ICAS celebrates milestone day for sustainability reporting
ICAS has welcomed today’s release of new sustainability reporting standards, which help establish a global baseline for sustainability disclosures.
We welcome today’s publication of two much-anticipated standards by the International Sustainability Standards Board (ISSB).
Responding, Fiona Donnelly, Director of Sustainability at ICAS said “These new standards provide the basis for a more comprehensive, global, corporate reporting system for businesses and organisations. This is a great start, but we believe that businesses should also report on the impact they have on the economy, environment and society.”
She went on, “ISSB has clearly taken on board many of the comments made during the consultation exercise, and as a result, the standards will now help align expectations on how businesses report sustainability risks and opportunities. The standards offer a sound starting point and global baseline that can be built upon”.
The focus of the standards is driven by ISSB’s view of what the primary users of financial reports need (namely investors and other finance providers). ICAS supports the increased prominence these standards give to an entity’s interactions with stakeholders, society, the economy, and the natural environment. This highlights the importance of investors’ interest in more holistic reporting, something that ICAS firmly believes in.
J Bruce Cartwright CA, CEO of ICAS, commented on the standards, stating: “Sustainability reporting needs to be on par with the level of detail and scrutiny given to financial reporting.
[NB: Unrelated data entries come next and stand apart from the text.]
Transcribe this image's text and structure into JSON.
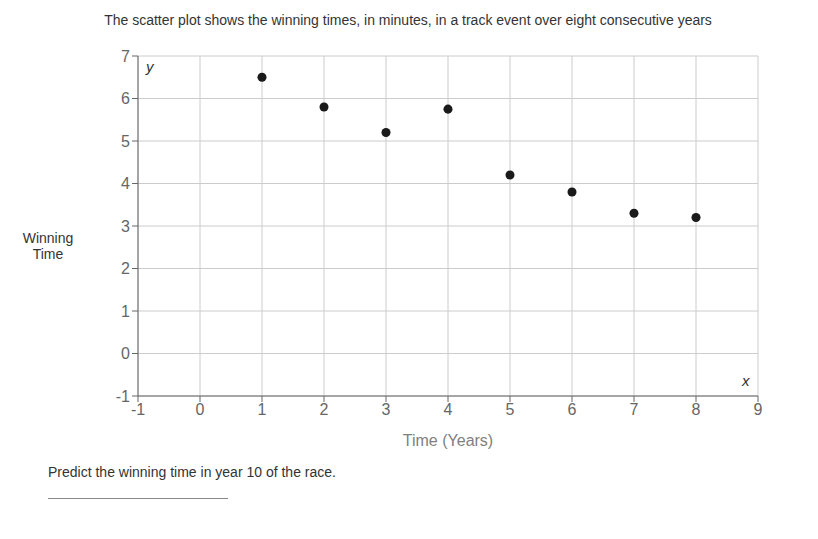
{
  "chart_data": {
    "type": "scatter",
    "title": "The scatter plot shows the winning times, in minutes, in a track event over eight consecutive years",
    "subtitle": "Predict the winning time in year 10 of the race.",
    "xlabel": "Time (Years)",
    "ylabel": "Winning\nTime",
    "annotations": [
      "y",
      "x"
    ],
    "x": [
      1,
      2,
      3,
      4,
      5,
      6,
      7,
      8
    ],
    "values": [
      6.5,
      5.8,
      5.2,
      5.75,
      4.2,
      3.8,
      3.3,
      3.2
    ],
    "color": "#1a1a1a",
    "xlim": [
      -1,
      9
    ],
    "ylim": [
      -1,
      7
    ],
    "xticks": [
      -1,
      0,
      1,
      2,
      3,
      4,
      5,
      6,
      7,
      8,
      9
    ],
    "yticks": [
      -1,
      0,
      1,
      2,
      3,
      4,
      5,
      6,
      7
    ],
    "grid": true
  }
}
Having this global baseline for disclosing sustainability-related financial information marks an important next step in achieving this. We do however, strongly encourage that disclosure requirements are extended beyond only considering matters that are financially material to also include information about how organisations impact both society and the environment. We believe this approach would produce more holistic and comprehensive reports for investors, as well as serve the needs of a wider range of stakeholders. This is likely to be an evolutionary process, but we will continue to support and call for the end goal of double materiality.”
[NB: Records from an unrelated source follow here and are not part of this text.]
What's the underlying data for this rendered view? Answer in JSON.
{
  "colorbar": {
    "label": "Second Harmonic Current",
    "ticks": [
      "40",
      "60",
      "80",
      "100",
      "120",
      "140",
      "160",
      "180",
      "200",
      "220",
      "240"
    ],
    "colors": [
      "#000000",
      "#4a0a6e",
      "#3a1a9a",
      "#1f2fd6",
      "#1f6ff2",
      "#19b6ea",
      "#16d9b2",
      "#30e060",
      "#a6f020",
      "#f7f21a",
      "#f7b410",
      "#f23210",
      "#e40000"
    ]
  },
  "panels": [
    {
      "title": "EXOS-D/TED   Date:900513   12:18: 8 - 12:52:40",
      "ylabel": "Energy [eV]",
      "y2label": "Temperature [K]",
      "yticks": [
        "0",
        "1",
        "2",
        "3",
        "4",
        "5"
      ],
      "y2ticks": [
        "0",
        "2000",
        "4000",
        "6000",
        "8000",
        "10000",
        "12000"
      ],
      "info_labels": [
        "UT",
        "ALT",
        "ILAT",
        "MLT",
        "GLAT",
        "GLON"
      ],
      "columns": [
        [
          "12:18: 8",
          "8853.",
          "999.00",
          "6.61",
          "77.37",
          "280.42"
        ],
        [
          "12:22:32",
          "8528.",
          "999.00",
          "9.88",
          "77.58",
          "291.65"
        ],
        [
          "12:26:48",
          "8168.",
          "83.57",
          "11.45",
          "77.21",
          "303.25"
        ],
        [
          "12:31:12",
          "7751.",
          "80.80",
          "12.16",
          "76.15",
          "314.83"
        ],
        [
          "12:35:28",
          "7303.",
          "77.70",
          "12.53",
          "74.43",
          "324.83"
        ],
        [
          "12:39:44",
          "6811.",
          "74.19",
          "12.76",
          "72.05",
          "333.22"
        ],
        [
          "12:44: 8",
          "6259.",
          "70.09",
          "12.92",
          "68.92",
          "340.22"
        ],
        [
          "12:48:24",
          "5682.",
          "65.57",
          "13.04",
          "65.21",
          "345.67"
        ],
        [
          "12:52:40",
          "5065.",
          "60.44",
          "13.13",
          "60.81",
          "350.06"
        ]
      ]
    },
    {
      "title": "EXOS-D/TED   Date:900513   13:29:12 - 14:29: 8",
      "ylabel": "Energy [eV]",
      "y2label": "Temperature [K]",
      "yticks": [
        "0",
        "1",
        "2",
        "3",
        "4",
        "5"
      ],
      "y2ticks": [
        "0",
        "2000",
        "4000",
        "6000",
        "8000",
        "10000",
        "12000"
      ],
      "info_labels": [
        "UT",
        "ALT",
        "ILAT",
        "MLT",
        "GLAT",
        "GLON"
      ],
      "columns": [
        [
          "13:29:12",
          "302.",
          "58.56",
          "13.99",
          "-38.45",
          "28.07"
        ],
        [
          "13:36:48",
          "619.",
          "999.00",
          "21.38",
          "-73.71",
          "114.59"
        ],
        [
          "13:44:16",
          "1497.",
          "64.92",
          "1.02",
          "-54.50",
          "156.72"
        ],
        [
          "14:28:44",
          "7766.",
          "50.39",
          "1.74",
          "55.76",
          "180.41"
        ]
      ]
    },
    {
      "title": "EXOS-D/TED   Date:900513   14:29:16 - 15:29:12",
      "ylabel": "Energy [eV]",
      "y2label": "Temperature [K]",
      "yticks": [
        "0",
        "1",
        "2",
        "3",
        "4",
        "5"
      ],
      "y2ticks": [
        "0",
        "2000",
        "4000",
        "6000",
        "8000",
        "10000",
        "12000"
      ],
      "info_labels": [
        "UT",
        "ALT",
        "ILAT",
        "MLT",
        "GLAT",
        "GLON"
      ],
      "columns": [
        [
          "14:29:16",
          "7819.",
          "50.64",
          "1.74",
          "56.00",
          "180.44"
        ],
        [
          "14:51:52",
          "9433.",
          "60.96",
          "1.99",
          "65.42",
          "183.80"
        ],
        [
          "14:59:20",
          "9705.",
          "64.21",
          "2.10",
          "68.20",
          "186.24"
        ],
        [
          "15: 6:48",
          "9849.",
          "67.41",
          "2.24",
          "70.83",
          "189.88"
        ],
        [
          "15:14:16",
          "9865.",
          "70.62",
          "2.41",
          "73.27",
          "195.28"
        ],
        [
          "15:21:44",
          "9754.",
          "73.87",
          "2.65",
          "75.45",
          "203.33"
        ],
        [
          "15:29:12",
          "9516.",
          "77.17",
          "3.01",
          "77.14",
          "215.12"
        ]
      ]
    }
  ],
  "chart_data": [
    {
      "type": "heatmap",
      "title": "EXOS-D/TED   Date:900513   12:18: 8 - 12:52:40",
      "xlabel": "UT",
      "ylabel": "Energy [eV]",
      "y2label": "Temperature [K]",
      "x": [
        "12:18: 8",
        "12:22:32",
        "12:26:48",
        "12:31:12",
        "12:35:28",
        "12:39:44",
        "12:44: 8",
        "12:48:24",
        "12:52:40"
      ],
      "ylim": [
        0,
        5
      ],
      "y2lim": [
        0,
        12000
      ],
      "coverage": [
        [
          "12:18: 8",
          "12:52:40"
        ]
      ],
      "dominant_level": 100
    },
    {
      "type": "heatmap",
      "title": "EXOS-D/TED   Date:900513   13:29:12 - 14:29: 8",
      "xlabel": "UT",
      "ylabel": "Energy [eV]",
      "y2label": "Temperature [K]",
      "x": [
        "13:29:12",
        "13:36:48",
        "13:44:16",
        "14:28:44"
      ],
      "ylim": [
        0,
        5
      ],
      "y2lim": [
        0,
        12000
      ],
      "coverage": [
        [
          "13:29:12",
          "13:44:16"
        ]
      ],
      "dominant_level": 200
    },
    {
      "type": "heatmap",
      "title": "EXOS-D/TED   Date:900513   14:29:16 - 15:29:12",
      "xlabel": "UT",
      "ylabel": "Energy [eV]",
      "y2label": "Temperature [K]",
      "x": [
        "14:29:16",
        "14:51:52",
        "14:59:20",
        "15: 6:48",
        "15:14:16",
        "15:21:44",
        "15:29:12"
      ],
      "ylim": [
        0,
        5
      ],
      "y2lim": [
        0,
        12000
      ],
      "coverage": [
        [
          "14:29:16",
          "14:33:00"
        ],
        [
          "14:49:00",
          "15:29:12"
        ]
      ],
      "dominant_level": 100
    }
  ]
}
This view was echoed in a recent survey of business leaders conducted by ICAS. The research, which collected responses from 581 ICAS Chief Executives, Managing Directors, Chief Financial Officers, and Financial Directors across the UK, found that when asked 45% of respondents argued for a double materiality approach on the type of information businesses should report on. This was an encouraging response given double materiality is a relatively new concept, and represents a step change for many, in determining sustainability-related disclosures.
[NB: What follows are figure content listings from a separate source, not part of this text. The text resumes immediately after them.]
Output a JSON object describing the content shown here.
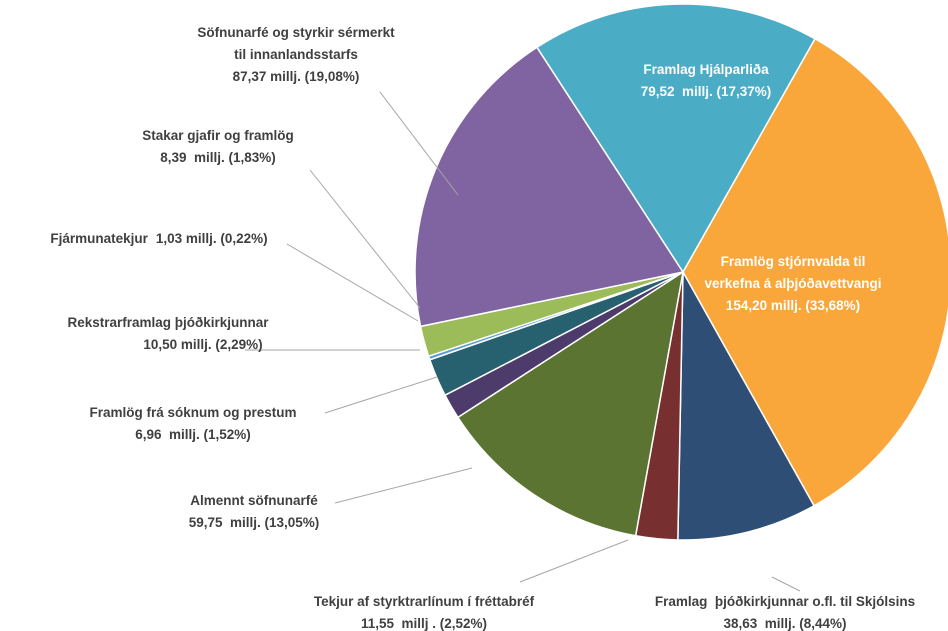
{
  "chart_data": {
    "type": "pie",
    "categories": [
      [
        "Framlög stjórnvalda til",
        "verkefna á alþjóðavettvangi"
      ],
      [
        "Framlag  þjóðkirkjunnar o.fl. til Skjólsins"
      ],
      [
        "Tekjur af styrktrarlínum í fréttabréf"
      ],
      [
        "Almennt söfnunarfé"
      ],
      [
        "Framlög frá sóknum og prestum"
      ],
      [
        "Rekstrarframlag þjóðkirkjunnar"
      ],
      [
        "Fjármunatekjur"
      ],
      [
        "Stakar gjafir og framlög"
      ],
      [
        "Söfnunarfé og styrkir sérmerkt",
        "til innanlandsstarfs"
      ],
      [
        "Framlag Hjálparliða"
      ]
    ],
    "values": [
      154.2,
      38.63,
      11.55,
      59.75,
      6.96,
      10.5,
      1.03,
      8.39,
      87.37,
      79.52
    ],
    "value_labels": [
      "154,20 millj. (33,68%)",
      "38,63  millj. (8,44%)",
      "11,55  millj . (2,52%)",
      "59,75  millj. (13,05%)",
      "6,96  millj. (1,52%)",
      "10,50 millj. (2,29%)",
      "1,03 millj. (0,22%)",
      "8,39  millj. (1,83%)",
      "87,37 millj. (19,08%)",
      "79,52  millj. (17,37%)"
    ],
    "colors": [
      "#f9a73b",
      "#2f4e75",
      "#772f2f",
      "#5b7432",
      "#4d3b6c",
      "#27606f",
      "#5b9bd5",
      "#9cbb59",
      "#8064a2",
      "#4bacc6"
    ]
  }
}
Fiona Donnelly added: “We believe that increasingly, in five, maybe ten years, sustainability factors will not be considered on their own, but routinely will be integrated throughout the strategy and functions of a business, so that the whole organisation operates in a comprehensively sustainable way. Reporting will follow suit, so that sustainability disclosures will increasingly form a part of routine reporting and the impacts of an organisation are seen as equally important as the financial impacts on an organisation.”
J Bruce Cartwright CA concluded, “Recent years have brought about much consolidation of sustainability framework setting bodies and change to sustainability-related governance and disclosure frameworks. We look forward to continuing to work with the ISSB, and other standard setting bodies, to shape disclosure requirements that are appropriate for the report preparers and useful for all report users.”